The company said that according to a memorandum of understanding the sale price would be euro15 million ($20.6 million) on closing and up to euro17 million more in installments from 2011-2016.
Antonov used to own part of Spyker, but was forced out as a condition by General Motors to agree to sell the Saab brand in January 2010. At the time, tiny Spyker took out loans to buy it for $74 million in cash.
Last month, Spyker said sales of Saab cars doubled in its fourth quarter of 2010 to 11,404 from 5,346 in the same period a year earlier.

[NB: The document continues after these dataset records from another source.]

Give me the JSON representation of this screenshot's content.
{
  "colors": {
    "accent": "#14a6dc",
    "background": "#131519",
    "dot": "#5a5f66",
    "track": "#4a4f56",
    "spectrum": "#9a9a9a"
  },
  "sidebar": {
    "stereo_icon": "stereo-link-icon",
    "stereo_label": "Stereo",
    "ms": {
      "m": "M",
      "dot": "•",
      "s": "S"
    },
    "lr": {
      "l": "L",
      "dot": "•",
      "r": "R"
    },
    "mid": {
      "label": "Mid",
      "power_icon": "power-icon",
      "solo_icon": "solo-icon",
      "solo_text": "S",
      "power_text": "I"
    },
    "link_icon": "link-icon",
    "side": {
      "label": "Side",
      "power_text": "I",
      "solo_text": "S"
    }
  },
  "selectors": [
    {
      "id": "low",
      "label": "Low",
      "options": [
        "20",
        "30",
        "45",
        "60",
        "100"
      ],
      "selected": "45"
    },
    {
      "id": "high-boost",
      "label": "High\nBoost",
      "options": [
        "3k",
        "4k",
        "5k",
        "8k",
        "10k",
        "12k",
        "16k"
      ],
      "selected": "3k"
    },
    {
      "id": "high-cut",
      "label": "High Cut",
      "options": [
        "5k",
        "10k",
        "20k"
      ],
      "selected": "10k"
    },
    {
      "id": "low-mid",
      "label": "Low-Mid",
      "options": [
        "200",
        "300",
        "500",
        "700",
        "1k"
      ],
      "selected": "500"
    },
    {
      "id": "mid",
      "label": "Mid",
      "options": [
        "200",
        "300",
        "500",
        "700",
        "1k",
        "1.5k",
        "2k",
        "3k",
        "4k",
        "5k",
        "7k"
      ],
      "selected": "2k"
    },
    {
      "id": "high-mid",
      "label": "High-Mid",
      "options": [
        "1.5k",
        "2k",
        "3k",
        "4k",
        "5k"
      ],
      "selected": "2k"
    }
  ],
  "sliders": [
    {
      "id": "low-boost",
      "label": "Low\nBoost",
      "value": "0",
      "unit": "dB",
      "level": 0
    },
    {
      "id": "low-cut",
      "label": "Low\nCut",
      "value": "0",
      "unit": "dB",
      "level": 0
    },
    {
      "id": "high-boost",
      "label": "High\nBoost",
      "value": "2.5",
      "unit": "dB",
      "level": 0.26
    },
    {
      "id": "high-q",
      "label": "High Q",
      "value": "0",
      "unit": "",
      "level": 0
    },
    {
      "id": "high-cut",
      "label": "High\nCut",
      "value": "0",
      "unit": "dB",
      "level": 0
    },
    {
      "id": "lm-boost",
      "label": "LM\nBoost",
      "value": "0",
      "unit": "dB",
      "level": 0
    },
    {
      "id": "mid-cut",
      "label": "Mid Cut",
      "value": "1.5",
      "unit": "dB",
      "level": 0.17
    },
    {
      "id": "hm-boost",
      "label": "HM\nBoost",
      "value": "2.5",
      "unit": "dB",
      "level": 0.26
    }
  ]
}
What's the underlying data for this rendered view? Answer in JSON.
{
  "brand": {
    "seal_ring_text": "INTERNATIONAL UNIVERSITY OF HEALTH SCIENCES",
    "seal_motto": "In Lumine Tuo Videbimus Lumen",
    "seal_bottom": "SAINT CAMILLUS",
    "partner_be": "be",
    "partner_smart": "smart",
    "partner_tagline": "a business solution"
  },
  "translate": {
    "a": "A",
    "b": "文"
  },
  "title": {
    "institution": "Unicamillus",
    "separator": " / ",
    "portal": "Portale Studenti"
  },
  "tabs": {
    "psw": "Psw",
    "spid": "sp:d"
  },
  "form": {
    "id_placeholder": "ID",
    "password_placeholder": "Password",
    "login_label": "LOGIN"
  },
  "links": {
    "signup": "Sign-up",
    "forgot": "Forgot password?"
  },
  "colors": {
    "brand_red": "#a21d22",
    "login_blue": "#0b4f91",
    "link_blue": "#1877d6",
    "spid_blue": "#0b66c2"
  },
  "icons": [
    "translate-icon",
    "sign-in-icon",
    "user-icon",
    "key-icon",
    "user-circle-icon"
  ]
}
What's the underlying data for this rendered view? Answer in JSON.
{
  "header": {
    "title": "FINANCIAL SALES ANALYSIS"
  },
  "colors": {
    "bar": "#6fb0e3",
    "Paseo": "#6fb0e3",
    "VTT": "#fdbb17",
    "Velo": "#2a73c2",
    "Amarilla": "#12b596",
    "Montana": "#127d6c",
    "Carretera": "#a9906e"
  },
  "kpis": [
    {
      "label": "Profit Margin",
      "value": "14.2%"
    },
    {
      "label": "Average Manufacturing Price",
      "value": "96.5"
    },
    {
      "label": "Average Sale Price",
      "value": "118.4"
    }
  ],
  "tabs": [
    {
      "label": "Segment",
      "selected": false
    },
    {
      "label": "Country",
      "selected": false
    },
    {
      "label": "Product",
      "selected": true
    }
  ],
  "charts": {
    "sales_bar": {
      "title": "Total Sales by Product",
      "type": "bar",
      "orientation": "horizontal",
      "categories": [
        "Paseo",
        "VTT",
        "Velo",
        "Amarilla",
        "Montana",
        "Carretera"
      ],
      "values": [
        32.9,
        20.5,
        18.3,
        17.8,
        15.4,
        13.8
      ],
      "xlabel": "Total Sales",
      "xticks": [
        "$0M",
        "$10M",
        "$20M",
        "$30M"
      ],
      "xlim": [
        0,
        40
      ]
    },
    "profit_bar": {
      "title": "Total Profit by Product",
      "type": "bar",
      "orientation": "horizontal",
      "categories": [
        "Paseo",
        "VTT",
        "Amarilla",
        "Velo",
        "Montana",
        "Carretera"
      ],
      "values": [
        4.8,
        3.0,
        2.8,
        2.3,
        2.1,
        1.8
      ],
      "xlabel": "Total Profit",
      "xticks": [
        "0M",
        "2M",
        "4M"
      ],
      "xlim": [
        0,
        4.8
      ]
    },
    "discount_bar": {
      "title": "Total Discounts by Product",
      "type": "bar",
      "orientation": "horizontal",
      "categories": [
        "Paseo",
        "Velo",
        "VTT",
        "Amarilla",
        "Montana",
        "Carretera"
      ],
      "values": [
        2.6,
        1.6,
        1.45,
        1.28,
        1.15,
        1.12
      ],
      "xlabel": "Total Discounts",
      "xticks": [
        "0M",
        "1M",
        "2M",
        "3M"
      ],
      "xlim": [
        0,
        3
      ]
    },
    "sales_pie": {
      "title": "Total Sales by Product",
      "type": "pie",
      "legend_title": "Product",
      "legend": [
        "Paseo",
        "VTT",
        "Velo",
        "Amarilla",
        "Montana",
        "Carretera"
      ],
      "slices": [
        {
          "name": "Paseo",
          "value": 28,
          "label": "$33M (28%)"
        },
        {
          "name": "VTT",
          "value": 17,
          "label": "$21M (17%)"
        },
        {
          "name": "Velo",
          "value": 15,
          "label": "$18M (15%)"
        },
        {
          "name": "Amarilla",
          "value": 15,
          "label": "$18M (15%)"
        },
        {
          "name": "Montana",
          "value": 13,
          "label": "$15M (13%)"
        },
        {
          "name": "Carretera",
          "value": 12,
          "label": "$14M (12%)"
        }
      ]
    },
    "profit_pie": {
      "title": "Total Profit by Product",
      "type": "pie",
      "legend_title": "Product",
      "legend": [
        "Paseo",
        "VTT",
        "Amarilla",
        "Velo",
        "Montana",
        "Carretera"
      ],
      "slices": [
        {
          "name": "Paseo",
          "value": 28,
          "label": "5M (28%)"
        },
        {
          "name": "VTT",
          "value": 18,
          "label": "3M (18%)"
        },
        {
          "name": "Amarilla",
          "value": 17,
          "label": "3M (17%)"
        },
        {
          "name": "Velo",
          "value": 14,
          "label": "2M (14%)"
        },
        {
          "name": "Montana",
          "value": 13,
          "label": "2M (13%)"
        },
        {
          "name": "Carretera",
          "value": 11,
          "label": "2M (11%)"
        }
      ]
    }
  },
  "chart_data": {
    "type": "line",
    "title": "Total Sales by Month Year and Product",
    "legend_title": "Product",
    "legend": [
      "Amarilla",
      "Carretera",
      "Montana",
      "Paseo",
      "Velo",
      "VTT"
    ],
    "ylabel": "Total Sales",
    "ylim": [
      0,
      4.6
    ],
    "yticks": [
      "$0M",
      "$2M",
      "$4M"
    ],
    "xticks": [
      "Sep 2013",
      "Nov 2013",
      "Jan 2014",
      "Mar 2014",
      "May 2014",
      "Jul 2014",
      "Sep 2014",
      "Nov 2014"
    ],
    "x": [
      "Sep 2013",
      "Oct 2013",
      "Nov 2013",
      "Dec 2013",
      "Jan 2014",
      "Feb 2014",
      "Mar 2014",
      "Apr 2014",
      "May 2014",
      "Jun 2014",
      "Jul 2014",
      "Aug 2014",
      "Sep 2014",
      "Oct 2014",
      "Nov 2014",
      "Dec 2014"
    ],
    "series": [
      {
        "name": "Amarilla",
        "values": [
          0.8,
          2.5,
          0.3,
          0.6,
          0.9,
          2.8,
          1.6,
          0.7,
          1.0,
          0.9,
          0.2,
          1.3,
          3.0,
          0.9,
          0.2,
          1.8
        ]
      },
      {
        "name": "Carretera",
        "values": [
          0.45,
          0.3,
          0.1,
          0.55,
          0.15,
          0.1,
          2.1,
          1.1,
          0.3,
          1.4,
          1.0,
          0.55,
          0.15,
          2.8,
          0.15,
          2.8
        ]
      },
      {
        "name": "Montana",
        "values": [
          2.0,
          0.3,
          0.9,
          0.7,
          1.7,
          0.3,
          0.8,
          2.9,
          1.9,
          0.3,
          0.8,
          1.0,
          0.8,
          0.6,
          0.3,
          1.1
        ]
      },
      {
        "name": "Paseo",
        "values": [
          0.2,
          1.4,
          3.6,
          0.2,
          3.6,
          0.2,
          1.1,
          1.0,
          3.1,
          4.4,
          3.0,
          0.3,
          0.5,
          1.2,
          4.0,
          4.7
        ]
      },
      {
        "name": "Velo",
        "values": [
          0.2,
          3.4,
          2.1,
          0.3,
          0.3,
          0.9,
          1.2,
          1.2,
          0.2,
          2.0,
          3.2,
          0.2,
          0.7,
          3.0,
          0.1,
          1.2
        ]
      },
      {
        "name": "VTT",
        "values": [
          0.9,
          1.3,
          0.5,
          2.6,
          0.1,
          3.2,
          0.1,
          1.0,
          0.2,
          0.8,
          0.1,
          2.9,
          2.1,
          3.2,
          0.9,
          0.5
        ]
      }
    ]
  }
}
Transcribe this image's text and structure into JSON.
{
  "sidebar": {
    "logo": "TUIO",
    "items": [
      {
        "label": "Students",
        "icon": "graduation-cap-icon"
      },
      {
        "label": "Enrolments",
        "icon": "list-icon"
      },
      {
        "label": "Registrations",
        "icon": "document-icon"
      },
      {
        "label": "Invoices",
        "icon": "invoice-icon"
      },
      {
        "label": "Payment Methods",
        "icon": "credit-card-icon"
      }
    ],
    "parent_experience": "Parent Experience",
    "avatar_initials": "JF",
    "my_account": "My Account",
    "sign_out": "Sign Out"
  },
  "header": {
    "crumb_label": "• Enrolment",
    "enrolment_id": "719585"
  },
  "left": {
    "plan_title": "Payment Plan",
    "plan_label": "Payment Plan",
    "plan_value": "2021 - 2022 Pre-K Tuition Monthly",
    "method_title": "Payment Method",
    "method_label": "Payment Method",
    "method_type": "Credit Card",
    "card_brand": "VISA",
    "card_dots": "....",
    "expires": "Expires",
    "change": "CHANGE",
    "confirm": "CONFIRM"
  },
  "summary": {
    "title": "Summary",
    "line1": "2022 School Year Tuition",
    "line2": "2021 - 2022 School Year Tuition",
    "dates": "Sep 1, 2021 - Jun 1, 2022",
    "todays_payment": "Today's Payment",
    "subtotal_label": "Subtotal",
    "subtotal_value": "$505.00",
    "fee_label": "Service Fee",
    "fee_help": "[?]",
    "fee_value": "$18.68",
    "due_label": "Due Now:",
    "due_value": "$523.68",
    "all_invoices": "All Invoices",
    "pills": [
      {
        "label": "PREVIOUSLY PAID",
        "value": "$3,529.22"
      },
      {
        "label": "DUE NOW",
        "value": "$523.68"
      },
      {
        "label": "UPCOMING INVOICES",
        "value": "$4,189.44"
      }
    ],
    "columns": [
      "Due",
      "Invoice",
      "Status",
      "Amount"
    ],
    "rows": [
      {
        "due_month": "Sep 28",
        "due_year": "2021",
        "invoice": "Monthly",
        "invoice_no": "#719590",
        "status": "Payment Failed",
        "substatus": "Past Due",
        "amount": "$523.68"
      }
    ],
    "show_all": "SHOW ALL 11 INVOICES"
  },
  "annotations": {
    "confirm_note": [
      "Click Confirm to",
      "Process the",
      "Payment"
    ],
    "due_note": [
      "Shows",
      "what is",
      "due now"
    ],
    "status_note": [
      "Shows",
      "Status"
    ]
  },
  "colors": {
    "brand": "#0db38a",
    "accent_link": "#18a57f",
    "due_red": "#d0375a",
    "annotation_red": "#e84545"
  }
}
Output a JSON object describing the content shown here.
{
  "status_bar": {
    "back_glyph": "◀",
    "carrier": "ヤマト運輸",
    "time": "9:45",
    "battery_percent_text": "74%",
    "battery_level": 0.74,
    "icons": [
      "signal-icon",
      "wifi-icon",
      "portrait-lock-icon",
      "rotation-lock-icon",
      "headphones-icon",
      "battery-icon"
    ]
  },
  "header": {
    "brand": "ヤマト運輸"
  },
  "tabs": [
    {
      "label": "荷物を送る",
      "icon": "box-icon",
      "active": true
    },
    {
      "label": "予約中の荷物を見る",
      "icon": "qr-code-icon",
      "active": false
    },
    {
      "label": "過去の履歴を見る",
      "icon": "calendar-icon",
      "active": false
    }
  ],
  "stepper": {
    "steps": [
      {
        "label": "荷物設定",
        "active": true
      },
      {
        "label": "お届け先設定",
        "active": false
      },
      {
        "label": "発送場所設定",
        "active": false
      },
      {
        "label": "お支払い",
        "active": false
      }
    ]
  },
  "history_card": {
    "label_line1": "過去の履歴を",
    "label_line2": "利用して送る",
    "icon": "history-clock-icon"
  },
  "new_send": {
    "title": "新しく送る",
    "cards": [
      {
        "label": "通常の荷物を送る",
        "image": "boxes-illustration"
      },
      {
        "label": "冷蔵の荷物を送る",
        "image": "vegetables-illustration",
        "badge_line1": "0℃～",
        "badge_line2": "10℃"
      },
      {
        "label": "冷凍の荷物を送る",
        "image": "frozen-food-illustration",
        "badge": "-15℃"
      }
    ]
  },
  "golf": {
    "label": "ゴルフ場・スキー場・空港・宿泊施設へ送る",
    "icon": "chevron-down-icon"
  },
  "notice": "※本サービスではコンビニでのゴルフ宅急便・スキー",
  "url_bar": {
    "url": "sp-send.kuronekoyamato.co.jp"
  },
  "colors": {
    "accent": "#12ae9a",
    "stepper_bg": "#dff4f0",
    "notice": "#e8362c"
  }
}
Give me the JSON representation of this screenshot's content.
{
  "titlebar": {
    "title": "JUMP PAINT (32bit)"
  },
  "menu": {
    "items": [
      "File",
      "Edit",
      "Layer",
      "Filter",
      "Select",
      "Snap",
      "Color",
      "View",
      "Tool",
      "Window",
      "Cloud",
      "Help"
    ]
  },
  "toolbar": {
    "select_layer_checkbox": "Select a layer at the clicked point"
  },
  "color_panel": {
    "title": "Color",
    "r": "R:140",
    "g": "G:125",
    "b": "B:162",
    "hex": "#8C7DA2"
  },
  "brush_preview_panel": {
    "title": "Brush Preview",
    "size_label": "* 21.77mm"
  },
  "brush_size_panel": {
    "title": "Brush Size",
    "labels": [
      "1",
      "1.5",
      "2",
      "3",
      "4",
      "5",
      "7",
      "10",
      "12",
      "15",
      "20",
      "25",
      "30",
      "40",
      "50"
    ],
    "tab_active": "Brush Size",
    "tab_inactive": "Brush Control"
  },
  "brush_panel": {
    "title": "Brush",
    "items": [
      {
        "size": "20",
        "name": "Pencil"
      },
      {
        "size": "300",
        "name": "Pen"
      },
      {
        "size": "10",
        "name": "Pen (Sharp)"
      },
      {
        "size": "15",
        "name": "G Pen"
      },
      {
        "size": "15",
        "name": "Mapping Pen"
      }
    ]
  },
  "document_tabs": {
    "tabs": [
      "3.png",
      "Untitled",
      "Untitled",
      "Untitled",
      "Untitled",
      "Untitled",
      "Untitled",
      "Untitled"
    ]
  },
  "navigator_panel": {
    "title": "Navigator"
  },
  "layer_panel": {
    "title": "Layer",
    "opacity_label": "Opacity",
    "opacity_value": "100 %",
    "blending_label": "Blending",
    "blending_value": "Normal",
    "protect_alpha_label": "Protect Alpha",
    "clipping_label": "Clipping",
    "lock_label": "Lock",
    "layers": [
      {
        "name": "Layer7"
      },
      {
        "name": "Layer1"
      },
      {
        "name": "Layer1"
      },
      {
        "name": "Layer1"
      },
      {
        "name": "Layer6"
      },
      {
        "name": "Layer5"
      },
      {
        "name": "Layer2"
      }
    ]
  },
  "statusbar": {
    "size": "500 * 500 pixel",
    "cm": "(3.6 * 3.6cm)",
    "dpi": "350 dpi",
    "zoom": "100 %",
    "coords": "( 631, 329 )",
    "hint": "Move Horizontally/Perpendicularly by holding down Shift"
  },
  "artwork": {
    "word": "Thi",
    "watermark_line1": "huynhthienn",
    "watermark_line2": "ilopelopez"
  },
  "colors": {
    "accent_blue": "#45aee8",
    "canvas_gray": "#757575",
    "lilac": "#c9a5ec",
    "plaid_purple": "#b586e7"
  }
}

Spyker is due to release fourth-quarter earnings on March 25, after a euro39.9 million loss in the third quarter, when it sold 7,430 cars.
CEO Victor Muller said that following the Saab acquisition, "the Spyker Business soon became a small fish in a large pond."
Saab has said it plans to sell 80,000 cars this year and return to profitability.
Matts Carlsson, an auto analyst at Goteborg Management Institute, said it was expected that Antonov would eventually buy his way into Spyker.
"The key owner (Muller) has now had a year to see where Saab is heading and seems to believe that this is interesting enough to focus his efforts on," he said, noting that the deal is likely to separate the Spyker and Saab brands even more. "The focus on Saab Automobile will become more refined," he said.
Carlsson said the deal also is a possible signal that Antonov and Muller will cooperate further in the future.